This is the first post out of a series with short interviews we conducted at Mozilla Festival 2013. What we really liked there was a prevailing “can do” attitude.
Your software is not working as it should? Change it, built something better. Here is a case in point: A team from the US organization BBG used existing software to make something even better. The name is Kettlecorn.
Brian Williamson, Broadcasting Board of Governors (BBG). The organization is „pursuing an innovation agenda“ to engage creative organizations and individuals. BBG eoncompasses all U.S. civilian international broadcasting, including Voice of America, Radio Free Europe/Radio Liberty, Radio Free Asia, Radio and TV Martí, the Middle East Broadcasting Networks, Radio Sawa and Alhurra Televison.
Easier video-editing for worldwide reporting
Which means they have a problem: With hundreds of stringers around the world, video content creates a huge work load. This is why some coders from BBG headed out and re-designed Popcorn Maker, a free, open source software provided by the Mozilla Foundation.The goal: To make use of simple video editing, such as adding lower thirds, rough cuts. Using the web the team even added Google translation to the new software, coined KettleCorn.
Reuse of something that is already there
What KettleCorn does nicely is reducing the steps to add, for example, a lower third or text in a video to give the viewer more information. In the re-design the team looked at how many steps where needed to add an element, than pre-configured those to reduce the number of editing steps from 18 to more like three.

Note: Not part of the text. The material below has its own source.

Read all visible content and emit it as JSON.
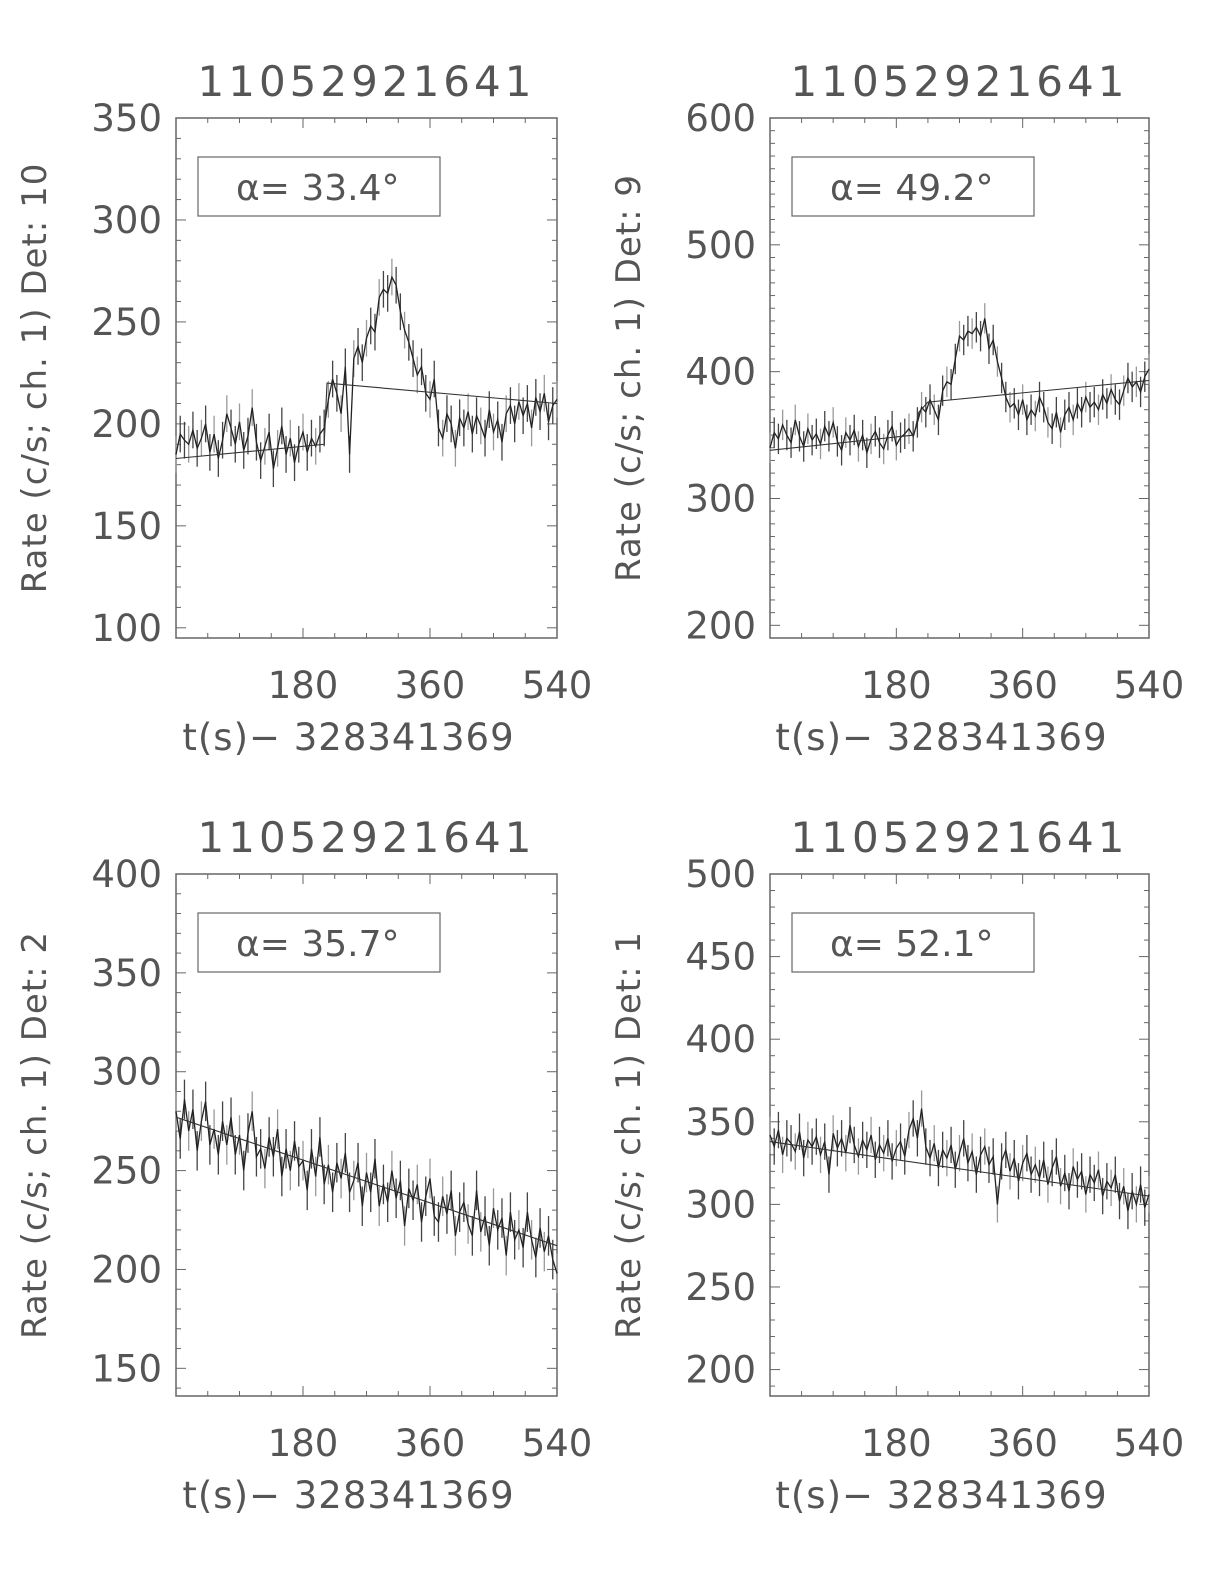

Quote: „We created new plugins to simplify common tasks like creating lower third titles, adding markers to maps and creating end card promos to related content. We also decreased the time-to-publish by adopting a more familiar text editor with pre-built styles and integrating standard features like undo/redo, the ability to rename layers and the ability to copy and paste events.“
Another lesson from this project was a novel use and specifically re-use of existing software.
Open offering for all international media
The tool can be used for free. Plus: The creators actively seek more ideas and encourage specifically international media to use the platform for easier handling of incoming content. To some extend this might be a model pointing into the future: Collaborative development, re-use of existing open source code – for faster development and easier production.